🤖 AI Summary
This work addresses the challenges of automated feature engineering for tabular data, where reliance on domain expertise and an enormous search space hinder scalability. To overcome these limitations, the study introduces the ReAct agent framework into automated feature engineering for the first time, presenting an end-to-end system that integrates large language models, a contextual memory mechanism, and feature augmentation and selection algorithms. This approach enables autonomous generation, optimization, and evaluation of features for both classification and regression tasks. Extensive benchmark evaluations demonstrate that the method achieves state-of-the-art performance, yielding an average improvement of 0.23% in ROC-AUC for classification and a 2.0% reduction in RMSE for regression, while also exhibiting enhanced robustness across diverse datasets.
📝 Abstract
Feature engineering remains a critical yet challenging bottleneck in machine learning, particularly for tabular data, as identifying optimal features from an exponentially large feature space traditionally demands substantial domain expertise.

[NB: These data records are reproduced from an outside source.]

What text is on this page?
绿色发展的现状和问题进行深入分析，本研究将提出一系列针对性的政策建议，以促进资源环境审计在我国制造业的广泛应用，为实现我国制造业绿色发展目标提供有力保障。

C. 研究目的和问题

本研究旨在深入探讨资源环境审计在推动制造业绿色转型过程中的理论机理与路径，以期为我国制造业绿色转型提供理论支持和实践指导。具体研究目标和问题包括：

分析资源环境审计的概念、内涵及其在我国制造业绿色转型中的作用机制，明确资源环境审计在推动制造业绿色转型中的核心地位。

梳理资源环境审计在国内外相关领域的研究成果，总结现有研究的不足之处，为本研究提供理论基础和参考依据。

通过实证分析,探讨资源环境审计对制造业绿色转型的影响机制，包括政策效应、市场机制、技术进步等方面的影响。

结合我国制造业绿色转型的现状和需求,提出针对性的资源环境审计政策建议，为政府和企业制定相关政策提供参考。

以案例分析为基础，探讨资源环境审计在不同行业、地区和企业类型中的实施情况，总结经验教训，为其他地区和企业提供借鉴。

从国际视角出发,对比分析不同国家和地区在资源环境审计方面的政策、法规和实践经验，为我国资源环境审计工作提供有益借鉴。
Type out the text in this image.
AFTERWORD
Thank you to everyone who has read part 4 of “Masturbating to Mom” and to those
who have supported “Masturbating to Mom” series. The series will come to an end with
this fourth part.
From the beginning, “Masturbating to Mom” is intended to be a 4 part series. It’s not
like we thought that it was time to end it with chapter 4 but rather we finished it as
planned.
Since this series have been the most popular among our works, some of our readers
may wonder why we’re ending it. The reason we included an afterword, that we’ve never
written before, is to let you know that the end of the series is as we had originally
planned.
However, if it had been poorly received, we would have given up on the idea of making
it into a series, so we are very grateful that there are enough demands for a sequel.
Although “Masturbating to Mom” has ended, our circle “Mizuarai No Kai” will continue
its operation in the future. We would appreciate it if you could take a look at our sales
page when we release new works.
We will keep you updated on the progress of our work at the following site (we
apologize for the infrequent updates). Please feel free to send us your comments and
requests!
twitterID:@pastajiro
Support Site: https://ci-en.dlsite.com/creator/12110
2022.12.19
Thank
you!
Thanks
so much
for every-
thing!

To address this challenge, we introduce FAMOSE (Feature AugMentation and Optimal Selection agEnt), a novel framework that leverages the ReAct paradigm to autonomously explore, generate, and refine features while integrating feature selection and evaluation tools within an agent architecture. To our knowledge, FAMOSE represents the first application of an agentic ReAct framework to automated feature engineering, especially for both regression and classification tasks. Extensive experiments demonstrate that FAMOSE is at or near the state-of-the-art on classification tasks (especially tasks with more than 10K instances, where ROC-AUC increases 0.23% on average), and achieves the state-of-the-art for regression tasks by reducing RMSE by 2.0% on average, while remaining more robust to errors than other algorithms. We hypothesize that FAMOSE's strong performance is because ReAct allows the LLM context window to record (via iterative feature discovery and evaluation steps) what features did or did not work. This is similar to a few-shot prompt and guides the LLM to invent better, more innovative features. Our work offers evidence that AI agents are remarkably effective in solving problems that require highly inventive solutions, such as feature engineering.